Anti-Curb Cutting Rule Inches Forward
It was merely advisory, but a vote at Community Board 2 on Wednesday spoke very clearly about how most people in brownstone neighborhoods feel about curb cuts and other actions that destroy the residential streetscape: According to a post on The Local, the board unanimously voted to support the Department of City Planning’s Residential Streetscape…

It was merely advisory, but a vote at Community Board 2 on Wednesday spoke very clearly about how most people in brownstone neighborhoods feel about curb cuts and other actions that destroy the residential streetscape: According to a post on The Local, the board unanimously voted to support the Department of City Planning’s Residential Streetscape Preservation Text Amendment. The amendment would prohibit the creation of front yard parking in areas with predominantly one- and two-family houses (by implementing stricter planting rules) as well as block curb cuts for new buildings less than 40 feet wide in R4B through R8B districts.

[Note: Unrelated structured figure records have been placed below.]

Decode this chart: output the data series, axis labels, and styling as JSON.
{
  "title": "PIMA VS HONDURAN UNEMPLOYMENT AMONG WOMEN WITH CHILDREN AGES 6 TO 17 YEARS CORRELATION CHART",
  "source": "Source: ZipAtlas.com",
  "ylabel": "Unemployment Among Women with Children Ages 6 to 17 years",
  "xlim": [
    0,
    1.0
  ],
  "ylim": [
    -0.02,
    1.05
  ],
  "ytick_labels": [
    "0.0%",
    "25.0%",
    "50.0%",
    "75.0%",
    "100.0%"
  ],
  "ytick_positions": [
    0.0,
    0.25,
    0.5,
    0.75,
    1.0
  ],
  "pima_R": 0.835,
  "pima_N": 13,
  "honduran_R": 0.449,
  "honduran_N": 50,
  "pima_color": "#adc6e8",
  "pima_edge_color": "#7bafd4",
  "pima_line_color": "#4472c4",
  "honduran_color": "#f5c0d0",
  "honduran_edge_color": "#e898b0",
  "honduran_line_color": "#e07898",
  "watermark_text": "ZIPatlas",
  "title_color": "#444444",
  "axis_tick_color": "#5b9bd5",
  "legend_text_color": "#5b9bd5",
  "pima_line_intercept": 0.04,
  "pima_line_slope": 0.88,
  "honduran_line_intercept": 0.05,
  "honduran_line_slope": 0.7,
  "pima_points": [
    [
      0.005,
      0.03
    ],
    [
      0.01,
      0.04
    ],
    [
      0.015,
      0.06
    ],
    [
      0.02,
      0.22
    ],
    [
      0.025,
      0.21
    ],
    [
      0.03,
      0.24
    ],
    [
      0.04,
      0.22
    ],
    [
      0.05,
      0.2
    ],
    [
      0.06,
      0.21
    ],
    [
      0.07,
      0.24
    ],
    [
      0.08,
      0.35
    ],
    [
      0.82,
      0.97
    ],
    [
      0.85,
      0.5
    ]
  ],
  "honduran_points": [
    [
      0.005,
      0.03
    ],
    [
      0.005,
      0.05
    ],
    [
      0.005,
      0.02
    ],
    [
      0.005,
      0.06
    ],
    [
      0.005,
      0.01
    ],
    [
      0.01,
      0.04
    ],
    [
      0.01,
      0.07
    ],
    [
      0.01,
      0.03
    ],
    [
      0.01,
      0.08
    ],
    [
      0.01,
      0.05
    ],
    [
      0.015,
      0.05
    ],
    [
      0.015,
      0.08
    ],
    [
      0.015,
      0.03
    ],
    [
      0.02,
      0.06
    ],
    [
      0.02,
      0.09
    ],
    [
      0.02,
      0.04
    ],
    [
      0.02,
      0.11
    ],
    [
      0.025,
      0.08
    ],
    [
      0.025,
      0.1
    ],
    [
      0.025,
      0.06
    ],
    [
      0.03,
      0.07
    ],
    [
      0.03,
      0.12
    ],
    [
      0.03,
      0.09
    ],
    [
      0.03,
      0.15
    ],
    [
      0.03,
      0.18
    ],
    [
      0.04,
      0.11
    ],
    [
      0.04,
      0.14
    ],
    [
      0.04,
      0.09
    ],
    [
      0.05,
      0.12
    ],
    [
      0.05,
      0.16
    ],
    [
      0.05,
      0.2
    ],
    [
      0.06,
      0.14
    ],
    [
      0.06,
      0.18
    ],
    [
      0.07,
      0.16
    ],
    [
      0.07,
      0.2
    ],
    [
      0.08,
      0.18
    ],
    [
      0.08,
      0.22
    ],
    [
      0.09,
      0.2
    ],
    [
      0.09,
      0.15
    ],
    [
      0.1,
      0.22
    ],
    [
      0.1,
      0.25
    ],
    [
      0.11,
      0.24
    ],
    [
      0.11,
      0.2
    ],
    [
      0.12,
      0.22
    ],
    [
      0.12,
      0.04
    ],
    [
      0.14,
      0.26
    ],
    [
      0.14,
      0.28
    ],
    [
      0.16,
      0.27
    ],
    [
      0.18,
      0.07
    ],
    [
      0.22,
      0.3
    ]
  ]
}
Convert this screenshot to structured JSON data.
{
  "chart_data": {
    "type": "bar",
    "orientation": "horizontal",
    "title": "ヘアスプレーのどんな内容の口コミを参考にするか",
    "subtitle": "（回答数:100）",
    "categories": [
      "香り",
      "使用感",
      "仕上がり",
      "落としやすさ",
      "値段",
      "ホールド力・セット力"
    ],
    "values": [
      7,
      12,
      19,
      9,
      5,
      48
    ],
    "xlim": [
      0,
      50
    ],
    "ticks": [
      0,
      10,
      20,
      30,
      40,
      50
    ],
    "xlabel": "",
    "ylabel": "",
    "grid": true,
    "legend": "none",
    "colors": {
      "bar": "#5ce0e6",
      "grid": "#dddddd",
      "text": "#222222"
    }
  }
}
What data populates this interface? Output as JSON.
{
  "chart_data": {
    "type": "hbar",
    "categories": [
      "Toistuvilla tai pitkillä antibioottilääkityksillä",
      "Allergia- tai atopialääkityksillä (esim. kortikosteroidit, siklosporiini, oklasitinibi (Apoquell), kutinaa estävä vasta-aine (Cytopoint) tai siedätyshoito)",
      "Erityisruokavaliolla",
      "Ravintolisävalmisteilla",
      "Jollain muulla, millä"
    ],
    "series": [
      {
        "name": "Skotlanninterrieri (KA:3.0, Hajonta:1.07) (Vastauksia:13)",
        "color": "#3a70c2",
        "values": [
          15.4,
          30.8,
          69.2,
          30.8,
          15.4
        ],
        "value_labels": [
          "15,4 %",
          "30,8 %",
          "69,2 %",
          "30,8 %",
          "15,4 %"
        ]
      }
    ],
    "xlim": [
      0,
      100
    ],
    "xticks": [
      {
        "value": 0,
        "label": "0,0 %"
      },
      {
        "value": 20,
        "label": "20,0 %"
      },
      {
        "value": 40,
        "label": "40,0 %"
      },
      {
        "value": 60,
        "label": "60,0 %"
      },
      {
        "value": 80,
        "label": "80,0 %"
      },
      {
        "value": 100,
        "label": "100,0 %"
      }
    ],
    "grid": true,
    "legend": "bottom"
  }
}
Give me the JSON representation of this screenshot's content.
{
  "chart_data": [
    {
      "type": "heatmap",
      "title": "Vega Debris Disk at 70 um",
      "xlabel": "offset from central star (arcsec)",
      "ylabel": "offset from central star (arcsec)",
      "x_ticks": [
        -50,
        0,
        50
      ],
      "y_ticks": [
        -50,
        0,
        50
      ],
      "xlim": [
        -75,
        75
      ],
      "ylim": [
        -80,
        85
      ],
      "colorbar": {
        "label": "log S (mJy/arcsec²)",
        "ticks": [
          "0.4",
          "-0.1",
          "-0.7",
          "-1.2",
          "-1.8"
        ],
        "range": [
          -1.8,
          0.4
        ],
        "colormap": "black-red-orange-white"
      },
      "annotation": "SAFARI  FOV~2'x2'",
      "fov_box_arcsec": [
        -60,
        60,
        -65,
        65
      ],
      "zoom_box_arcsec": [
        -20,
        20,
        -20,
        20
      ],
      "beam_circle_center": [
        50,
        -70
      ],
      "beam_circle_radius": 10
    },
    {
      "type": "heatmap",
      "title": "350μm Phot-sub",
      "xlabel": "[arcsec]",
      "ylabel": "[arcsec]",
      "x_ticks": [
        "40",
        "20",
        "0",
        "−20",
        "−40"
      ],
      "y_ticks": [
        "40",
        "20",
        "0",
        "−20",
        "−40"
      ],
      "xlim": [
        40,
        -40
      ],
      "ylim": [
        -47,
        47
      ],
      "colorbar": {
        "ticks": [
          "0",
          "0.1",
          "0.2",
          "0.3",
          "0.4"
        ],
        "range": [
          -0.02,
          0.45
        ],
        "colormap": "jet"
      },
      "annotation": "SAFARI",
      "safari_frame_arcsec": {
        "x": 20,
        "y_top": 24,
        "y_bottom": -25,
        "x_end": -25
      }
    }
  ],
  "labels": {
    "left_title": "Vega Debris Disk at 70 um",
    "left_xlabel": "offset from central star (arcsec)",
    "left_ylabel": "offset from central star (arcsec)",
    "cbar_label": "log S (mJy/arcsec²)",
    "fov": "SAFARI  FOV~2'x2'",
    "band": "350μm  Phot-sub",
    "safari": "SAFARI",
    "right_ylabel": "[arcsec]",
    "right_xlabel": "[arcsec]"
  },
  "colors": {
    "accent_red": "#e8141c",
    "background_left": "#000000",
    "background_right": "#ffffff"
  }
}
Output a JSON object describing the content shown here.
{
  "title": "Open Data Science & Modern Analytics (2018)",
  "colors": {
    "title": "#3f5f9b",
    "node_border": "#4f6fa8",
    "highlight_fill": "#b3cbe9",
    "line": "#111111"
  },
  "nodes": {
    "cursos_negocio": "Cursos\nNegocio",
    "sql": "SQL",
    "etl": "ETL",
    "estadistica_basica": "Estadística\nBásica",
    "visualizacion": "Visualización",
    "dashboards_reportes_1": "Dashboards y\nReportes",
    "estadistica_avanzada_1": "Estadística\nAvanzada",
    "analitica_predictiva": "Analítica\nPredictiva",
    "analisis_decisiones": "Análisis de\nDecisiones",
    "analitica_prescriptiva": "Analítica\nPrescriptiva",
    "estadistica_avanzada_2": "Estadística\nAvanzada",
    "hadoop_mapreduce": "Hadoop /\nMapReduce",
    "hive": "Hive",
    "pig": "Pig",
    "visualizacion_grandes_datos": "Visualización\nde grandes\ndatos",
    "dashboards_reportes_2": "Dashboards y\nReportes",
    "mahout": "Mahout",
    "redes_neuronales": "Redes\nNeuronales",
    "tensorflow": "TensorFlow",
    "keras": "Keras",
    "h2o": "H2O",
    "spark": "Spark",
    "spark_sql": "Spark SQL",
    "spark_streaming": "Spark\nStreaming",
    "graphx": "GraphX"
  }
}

Hopefully this will be lay-up.
PFA, I’ll let your statement and my statements from the last year speak for themselves.
Joe from Brooklyn — I hate singling anybody out on a forum like this, and I’m sure you mean well… but dude, it’s your quasi-libertarian attitude that undermines the character and livability of so many new york neighborhoods.
BTW, the more that I look at the curb cut in the above picture the more tasteful and contextual it looks. I notice that the driveway is slopes DOWN to allow a larger-than-would-seem garage door that could accommodate today’s larger crossovers and SUV’s. Definitely far more handsome than from the downward driveways in those paleo-Fedders from the 1950’s and 60’s you see.
Gotta say, brownstone front yards are a joke to begin with, parking a car there doesn’t bother me (though knocking through a wall to install a garage seems kinda gross).
Probably half of the houses (brownstones, brick row houses, and former-brick-now-vinyl-siding-kill-me-please) on my block have gotten the parking treatment, and I can’t say they look any better or worse than the others.
ou812 — that’s the thing… IF they were built today, the whole neighborhood would be built to accommodate cars! Lots of examples are above. Brownstone Brooklyn ain’t that.
Garages and Curb cuts are a beutiful thing. I get to park my gas guzzlers when I want and I don’t have to circle for a spot. I don’t worry about taking my car out for short trips, because I’ll have a spot when I return. Alternate side parking, what’s that? The best part, since mine is legal, anyone who blocks me gets a ticket and a tow courtesy of NYPD. Let’s face it, if your brownstones were built today, they would all have parking. Put another log on the fire and deal with it.
An alleyway must cut the costs for garden renovations in half…
An average car is about 16′ long. A standard 1 car garage door such as the one pictured is 8′ wide. Even assuming a 1 car curb cut removes an entire street parking spot, it also adds one off street parking spot. Adding off street parking and removing on street parking in this manner has no impact to the overall parking capacity of a given area.
Yeah, Crown Heights South has many streets with alleyways, as well as quite a few blocks of semi-detached houses with shared driveways and double garages, one for each neighbor. These date from the early 1900’s to about the 1930’s. It’s a great feature of the neighborhood.